Испытав все и не найдя нигде пищи, в которой он нуждался, Дан Йорк начал искать новых ощущений в пьянстве. И вот, однажды вечером уселось у его изголовья полнолицее привидение с мертвенным цветом лица, с покрасневшими глазами, то, которое впивает в свою жертву стеклянные взгляды, вонзает когти в ее горло или сдавливает ее мозг своими костлявыми пальцами будто тисками, и заставляет все суставы хрустеть как плохо соединенные части деревянного паяца.
Это была Ее Величество Горячка. И Дан Йорк, с клеймом этого демона на лице, жил без ненависти, без любви, от всего отрешившись, похожий на каторжника, прикованного к ядру, которое он всюду тащит за собой…
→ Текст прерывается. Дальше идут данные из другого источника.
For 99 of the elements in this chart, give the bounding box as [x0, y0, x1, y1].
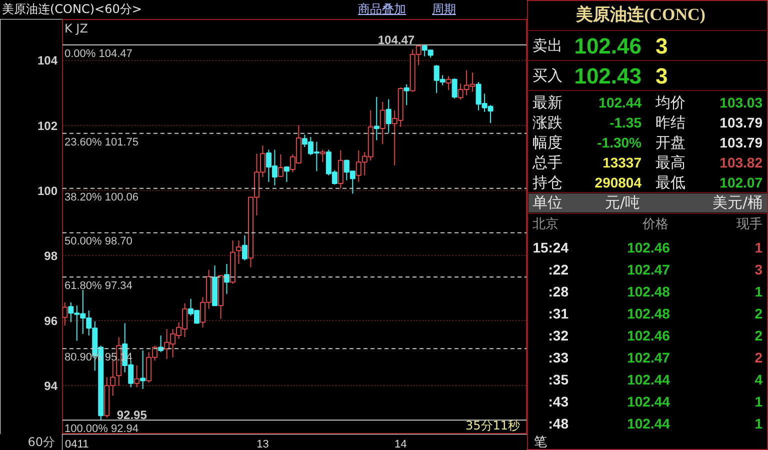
x-tick-label: 13 [256, 438, 269, 450]
text: 2 [754, 306, 763, 322]
text: 4 [754, 372, 763, 388]
text: 3 [656, 34, 668, 58]
y-tick-label: 104 [37, 54, 58, 68]
text: 2 [754, 350, 763, 366]
text: 102.47 [627, 262, 670, 278]
text: 103.03 [720, 94, 763, 110]
candlestick [134, 364, 140, 388]
candlestick [284, 166, 290, 182]
text: :48 [548, 416, 569, 432]
text: 最新 [532, 94, 562, 112]
annotation: 104.47 [378, 32, 415, 47]
text: 103.79 [720, 114, 763, 130]
text: :33 [548, 350, 569, 366]
y-tick-label: 96 [44, 314, 58, 328]
annotation: K JZ [64, 22, 88, 36]
text: 103.79 [720, 134, 763, 150]
candlestick [404, 84, 410, 106]
text: 290804 [594, 174, 642, 190]
text: :35 [548, 372, 569, 388]
text: 1 [754, 416, 763, 432]
text: 美元/桶 [712, 194, 763, 212]
text: 单位 [532, 194, 562, 212]
y-tick-label: 102 [37, 118, 58, 133]
candlestick [338, 150, 344, 190]
text: 102.46 [627, 328, 670, 344]
text: 最高 [656, 154, 686, 172]
text: 60分 [28, 435, 55, 449]
candlestick [320, 149, 326, 163]
text: 102.07 [720, 174, 763, 190]
text: 102.46 [627, 240, 670, 256]
text: 102.47 [627, 350, 670, 366]
text: 价格 [642, 217, 668, 232]
x-tick-label: 14 [394, 438, 407, 450]
annotation: 92.95 [116, 408, 148, 422]
text: 均价 [654, 94, 686, 112]
ref-line-label: 61.80% 97.34 [64, 280, 132, 292]
candlestick [224, 263, 230, 294]
text: 102.44 [598, 94, 642, 110]
candlestick [452, 78, 458, 100]
text: 15:24 [532, 240, 569, 256]
x-tick-label: 0411 [65, 438, 89, 450]
text: -1.30% [597, 134, 642, 150]
text: 总手 [532, 154, 562, 172]
ref-line-label: 23.60% 101.75 [64, 136, 139, 148]
text: 持仓 [532, 174, 562, 192]
candlestick [242, 234, 248, 261]
ref-line-label: 0.00% 104.47 [64, 48, 132, 60]
text: 美原油连(CONC) [575, 5, 706, 24]
text: :22 [548, 262, 569, 278]
text: 102.43 [574, 64, 642, 88]
text: :32 [548, 328, 569, 344]
chart-title: 美原油连(CONC)<60分> [2, 2, 142, 16]
y-tick-label: 100 [37, 184, 58, 198]
text: 现手 [736, 217, 762, 232]
text: 102.44 [627, 372, 670, 388]
text: 3 [656, 64, 668, 88]
text: 卖出 [532, 36, 562, 54]
text: :43 [548, 394, 569, 410]
candlestick [236, 240, 242, 264]
candlestick [278, 154, 284, 178]
text: 最低 [656, 174, 686, 192]
annotation: 35分11秒 [466, 418, 520, 432]
text: 13337 [602, 154, 642, 170]
text: 102.44 [627, 394, 670, 410]
text: 1 [754, 240, 763, 256]
y-tick-label: 94 [44, 379, 58, 394]
text: 1 [754, 394, 763, 410]
text: 涨跌 [532, 114, 562, 132]
text: 2 [754, 328, 763, 344]
text: 周期 [432, 2, 456, 16]
text: 北京 [532, 217, 558, 232]
text: 3 [754, 262, 763, 278]
text: 元/吨 [604, 194, 640, 212]
text: 102.44 [627, 416, 670, 432]
text: 商品叠加 [358, 2, 406, 16]
text: 102.48 [627, 306, 670, 322]
text: 笔 [534, 435, 547, 450]
text: 开盘 [656, 134, 686, 152]
ref-line-label: 38.20% 100.06 [64, 191, 139, 204]
text: 昨结 [656, 114, 686, 132]
text: 102.48 [627, 284, 670, 300]
text: :31 [548, 306, 569, 322]
text: 1 [754, 284, 763, 300]
ref-line-label: 50.00% 98.70 [64, 236, 132, 248]
text: 买入 [532, 66, 562, 84]
y-tick-label: 98 [44, 248, 58, 263]
text: 102.46 [574, 34, 642, 58]
text: -1.35 [610, 114, 642, 130]
ref-line-label: 100.00% 92.94 [64, 423, 139, 436]
text: 幅度 [532, 134, 562, 152]
candlestick [380, 101, 386, 145]
text: :28 [548, 284, 569, 300]
text: 103.82 [720, 154, 763, 170]
candlestick [446, 76, 452, 91]
candlestick [140, 350, 146, 390]
candlestick [386, 98, 392, 134]
candlestick [374, 96, 380, 141]
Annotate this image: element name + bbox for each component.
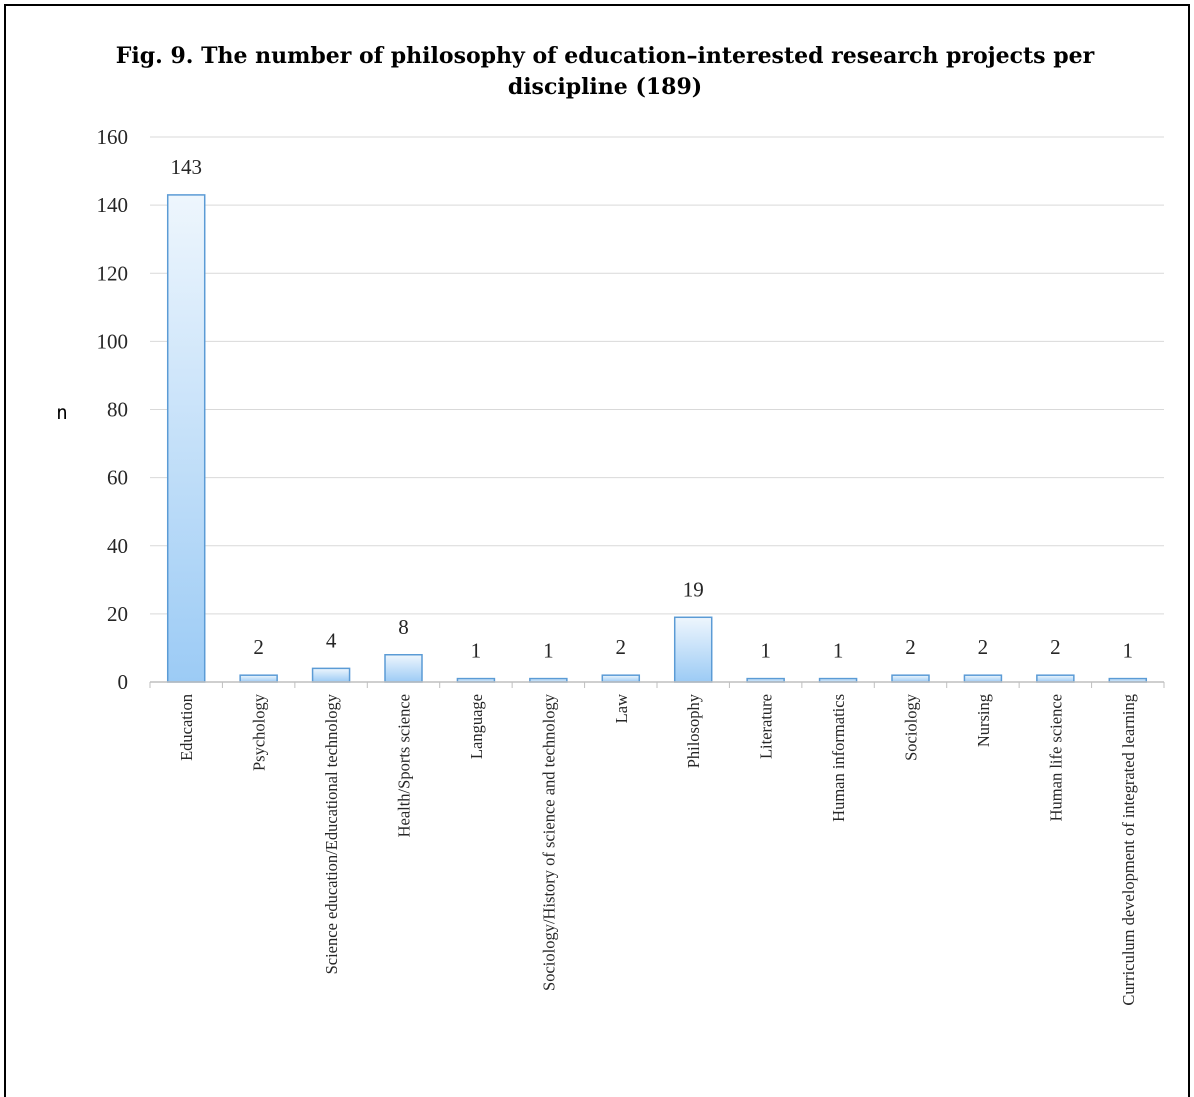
y-axis-ticks: 0 20 40 60 80 100 120 140 160 [97, 125, 129, 694]
x-tick-label: Human informatics [829, 694, 848, 822]
x-tick-label: Sociology/History of science and technol… [539, 693, 558, 991]
y-tick-label: 20 [107, 602, 128, 626]
bar [384, 654, 423, 683]
chart-frame [4, 4, 1190, 1097]
x-tick-label: Health/Sports science [395, 694, 414, 837]
x-tick-label: Law [612, 694, 631, 723]
x-tick-label: Education [177, 694, 196, 761]
data-label: 2 [253, 635, 264, 659]
y-tick-label: 60 [107, 466, 128, 490]
category-labels: Education Psychology Science education/Edu… [177, 693, 1138, 1005]
x-tick-label: Nursing [974, 694, 993, 747]
bars [166, 194, 1148, 683]
data-label: 2 [978, 635, 989, 659]
y-tick-label: 40 [107, 534, 128, 558]
bar [891, 674, 930, 683]
bar [601, 674, 641, 683]
x-tick-label: Philosophy [684, 693, 703, 768]
data-labels: 143 2 4 8 1 1 2 19 1 1 2 2 2 1 [170, 155, 1133, 663]
y-tick-label: 120 [97, 261, 129, 285]
data-label: 8 [398, 615, 409, 639]
y-tick-label: 140 [97, 193, 129, 217]
y-tick-label: 100 [97, 329, 129, 353]
x-axis [149, 681, 1165, 688]
data-label: 1 [543, 639, 554, 663]
data-label: 4 [326, 628, 337, 652]
data-label: 1 [471, 639, 482, 663]
bar [166, 194, 206, 683]
data-label: 1 [833, 639, 844, 663]
y-axis-label: n [56, 402, 67, 424]
x-tick-label: Literature [757, 694, 776, 759]
data-label: 1 [760, 639, 771, 663]
x-tick-label: Science education/Educational technology [322, 693, 341, 974]
bar [239, 674, 278, 683]
y-tick-label: 160 [97, 125, 129, 149]
data-label: 19 [683, 577, 704, 601]
data-label: 2 [1050, 635, 1061, 659]
x-tick-label: Sociology [902, 693, 921, 761]
bar [1036, 674, 1075, 683]
data-label: 2 [616, 635, 627, 659]
data-label: 2 [905, 635, 916, 659]
bar [311, 667, 351, 683]
x-tick-label: Psychology [250, 693, 269, 771]
x-tick-label: Human life science [1046, 694, 1065, 821]
y-tick-label: 80 [107, 398, 128, 422]
chart-title-line-2: discipline (189) [508, 74, 702, 100]
y-tick-label: 0 [118, 670, 129, 694]
data-label: 1 [1123, 639, 1134, 663]
chart-title-line-1: Fig. 9. The number of philosophy of educ… [116, 43, 1095, 69]
bar [963, 674, 1003, 683]
x-tick-label: Language [467, 694, 486, 759]
data-label: 143 [170, 155, 202, 179]
x-tick-label: Curriculum development of integrated lea… [1119, 694, 1138, 1006]
bar [673, 616, 713, 683]
gridlines [150, 136, 1164, 615]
Оратор, романист или поэт, блистающий остроумием, пылкий, искрометный, — иногда становится пошлым циником, безжалостный сатирик, анатомирующий самые трепетные порывы души, вдруг становится томным меланхоликом. Черное становится белым. Вода — огнем. Дан Йорк, насмехаясь над окружавшим его миром, оставался одиноким в толпе и блуждал в ожидании того дня, когда какой–нибудь полисмен не поднимет его с плит тротуара.
В этот вечер ему вдруг захотелось услышать человеческий голос. Потому–то он и положил руку на плечо Эдварда Лонгсворда.
— Что вы делаете на улице так поздно и в такую погоду? — спросил Дан молодого человека.
Эдвард поднял голову.
Йорк увидел этот бледный лоб, эти впалые щеки, эти безумно блуждавшие глаза…
— Выстрадаете! — воскликнул он.
Дан Йорк был бесконечно добр. Не любя себя, он любил других. Особенно симпатизировал он юношам. Молодость была очагом, возле которого он любил согреваться.
Эдвард сначала не узнал его, потом воскликнул:
— Дан Йорк! О, само небо послало вас!
— Увы, — отвечал Дан. — Плохой же оно преподнесло вам подарок…
— Не смейтесь, мистер Йорк, не смейтесь таким саркастическим смехом… Я страдаю… Я попал в такую машину, которая дробит мою душу и тело!.. Не смейтесь и спасите меня… Если это в ваших силах…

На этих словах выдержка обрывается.